Medio Oriente: Unione Europea portavoce-zerbino dei palestinesi

1 Marzo 2018

Medio Oriente (Rights Reporter) – La diplomazia europea si sarebbe attivata, su esplicita richiesta palestinese, per convincere/costringere il Presidente Trump a cambiare l’annunciato piano di pace sul conflitto israelo-palestinese che secondo indiscrezioni Washington dovrebbe presentare a breve. Lo riferisce il giornale pan-arabo Al-Hayat.

Come aveva annunciato Federica Mogherini pochi giorni fa, l’Unione Europea è fermamente contraria alla presentazione di qualsiasi piano di pace che non comprenda la soluzione a due Stati e, soprattutto, che non preveda i confini sulle linee del 1967.

Secondo attendibili indiscrezioni trapelate lo scorso mese di Gennaio il piano di pace studiato da Donald Trump rivoluziona completamente quanto di poco fatto fino ad oggi per chiudere definitivamente l’annosa questione israelo-palestinese ma soprattutto non prende minimamente in considerazione le assurde richieste palestinesi. Questo non ha fatto infuriare solo i palestinesi ma anche i Paesi europei che con una certa arroganza vorrebbero imporre a Israele di accettare gli assurdi diktat arabi.

Secondo quanto scrive Al-Hayat, solitamente ben informato, la diplomazia europea si sarebbe quindi attivata come “rappresentante delle istanze palestinesi” su esplicita richiesta del Presidente della Autorità Palestinese, Mahmud Abbas (Abu Mazen), per convincere/costringere il Presidente americano a cambiare se non cancellare il piano di pace per il Medio Oriente studiato dalla sua amministrazione.

Fonti diplomatiche occidentali hanno confermato che i colloqui tra Washington e Bruxelles sono effettivamente in corso ma che il Presidente Trump non ha nessuna intenzione di recedere dalla sua proposta di piano di pace in nove punti che in base alle indiscrezioni prevede:

  1. controllo permanente della Valle del Giordano da parte del IDF
  2. la sicurezza di Giudea e Samaria affidata permanentemente a Israele
  3. scambi di terra non basati sulle linee armistiziali del 1967
  4. nessuna evacuazione degli insediamenti già esistenti
  5. Gerusalemme capitale di Israele che avrà il compito di garantire a tutte le religioni l’accesso ai luoghi santi
  6. capitale della Palestina situata ad Abu Dis, una città della West Bank che si trova alla periferia di Gerusalemme
  7. diritto al ritorno per i cosiddetti “profughi palestinesi” affidato a una “giusta soluzione” che comunque non prevede in alcun caso una loro collocazione in Israele
  8. annessione del 10% della Cisgiordania da parte di Israele
  9. riconoscimento da parte dei Paesi arabi di Israele quale “casa nazionale del popolo ebraico” e contestuale riconoscimento da parte israeliana dello Stato palestinese quale “casa nazionale del popolo palestinese”

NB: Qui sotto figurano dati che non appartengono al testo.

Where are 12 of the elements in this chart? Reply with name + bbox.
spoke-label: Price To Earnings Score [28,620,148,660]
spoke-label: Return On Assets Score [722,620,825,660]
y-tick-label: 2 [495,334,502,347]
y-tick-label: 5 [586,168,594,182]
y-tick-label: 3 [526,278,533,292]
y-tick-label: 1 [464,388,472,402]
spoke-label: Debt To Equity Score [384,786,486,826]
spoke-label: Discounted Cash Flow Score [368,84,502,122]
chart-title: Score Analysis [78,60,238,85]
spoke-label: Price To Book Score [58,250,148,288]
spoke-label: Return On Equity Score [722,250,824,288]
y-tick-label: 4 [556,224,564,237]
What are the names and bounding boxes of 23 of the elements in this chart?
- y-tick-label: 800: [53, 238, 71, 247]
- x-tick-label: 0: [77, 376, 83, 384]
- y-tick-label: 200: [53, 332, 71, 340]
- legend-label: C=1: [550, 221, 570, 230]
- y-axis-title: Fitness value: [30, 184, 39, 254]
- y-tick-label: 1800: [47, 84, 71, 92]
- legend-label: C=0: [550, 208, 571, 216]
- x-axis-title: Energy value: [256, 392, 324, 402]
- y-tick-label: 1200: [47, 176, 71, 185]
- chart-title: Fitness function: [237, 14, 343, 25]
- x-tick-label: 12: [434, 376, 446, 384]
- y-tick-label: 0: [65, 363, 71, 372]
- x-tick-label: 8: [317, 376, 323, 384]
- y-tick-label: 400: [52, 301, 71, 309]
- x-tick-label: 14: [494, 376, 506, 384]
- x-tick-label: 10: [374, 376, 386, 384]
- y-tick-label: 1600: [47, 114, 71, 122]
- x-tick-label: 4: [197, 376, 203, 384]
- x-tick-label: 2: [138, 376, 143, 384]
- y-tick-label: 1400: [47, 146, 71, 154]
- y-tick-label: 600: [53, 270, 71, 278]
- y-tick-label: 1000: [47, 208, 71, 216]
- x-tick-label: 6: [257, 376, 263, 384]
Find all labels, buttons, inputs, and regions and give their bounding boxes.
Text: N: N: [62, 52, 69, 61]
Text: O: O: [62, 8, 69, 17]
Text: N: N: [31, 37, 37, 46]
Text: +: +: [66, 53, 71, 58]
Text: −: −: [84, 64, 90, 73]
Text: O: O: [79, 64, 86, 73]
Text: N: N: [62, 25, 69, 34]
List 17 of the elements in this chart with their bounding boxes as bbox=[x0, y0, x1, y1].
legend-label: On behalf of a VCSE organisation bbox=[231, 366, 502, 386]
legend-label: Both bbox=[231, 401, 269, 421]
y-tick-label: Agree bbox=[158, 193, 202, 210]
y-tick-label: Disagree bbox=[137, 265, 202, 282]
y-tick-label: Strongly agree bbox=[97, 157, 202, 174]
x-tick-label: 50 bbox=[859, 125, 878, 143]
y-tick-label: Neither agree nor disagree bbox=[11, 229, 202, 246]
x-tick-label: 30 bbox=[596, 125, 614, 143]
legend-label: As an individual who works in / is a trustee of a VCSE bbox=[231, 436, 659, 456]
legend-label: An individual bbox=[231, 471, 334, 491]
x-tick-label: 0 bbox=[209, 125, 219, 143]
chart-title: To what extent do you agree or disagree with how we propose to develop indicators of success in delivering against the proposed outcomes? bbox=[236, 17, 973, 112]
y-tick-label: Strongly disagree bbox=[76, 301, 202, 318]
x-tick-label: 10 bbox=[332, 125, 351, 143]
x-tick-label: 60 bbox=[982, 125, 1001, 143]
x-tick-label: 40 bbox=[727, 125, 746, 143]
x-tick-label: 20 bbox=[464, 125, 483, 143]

Al-Hayat riferisce che il ministro degli Esteri palestinese, Riyad al-Malki, parlando ai microfoni della radio ufficiale palestinese Voice of Palestine ha ammesso che «è stato concordato con i paesi dell’Unione Europea di iniziare a muoversi prima che l’amministrazione statunitense annunci il suo piano per la pace in modo da impedire che venisse respinto».

Irrita, francamente, questa completa sudditanza dell’Unione Europea ai desiderata arabo-palestinesi, ma non stupisce. L’Europa è ormai chiaramente e dichiaratamente ostile a Israele. Federica Mogherini è ferocemente anti-israeliana, più ancora di chi l’ha preceduta, quella Catherine Ashton il cui furore anti-israeliano credevamo non potesse essere superato. Francia, Germania e Gran Bretagna contrastano da sempre le decisioni di Trump mentre l’Italia è ormai solo una banderuola senza nessuna linea politica se non quella di seguire il branco.

Alla fine gli unici che non credono più a una soluzione come quella che vorrebbero Unione Europea e palestinesi sono proprio gli arabi che invece vorrebbero chiudere al più presto l’annosa questione e aprire con Israele regolari rapporti diplomatici e militari per riuscire a contrastare quello che è senza dubbio il pericolo più incombete sul Medio Oriente, quello iraniano.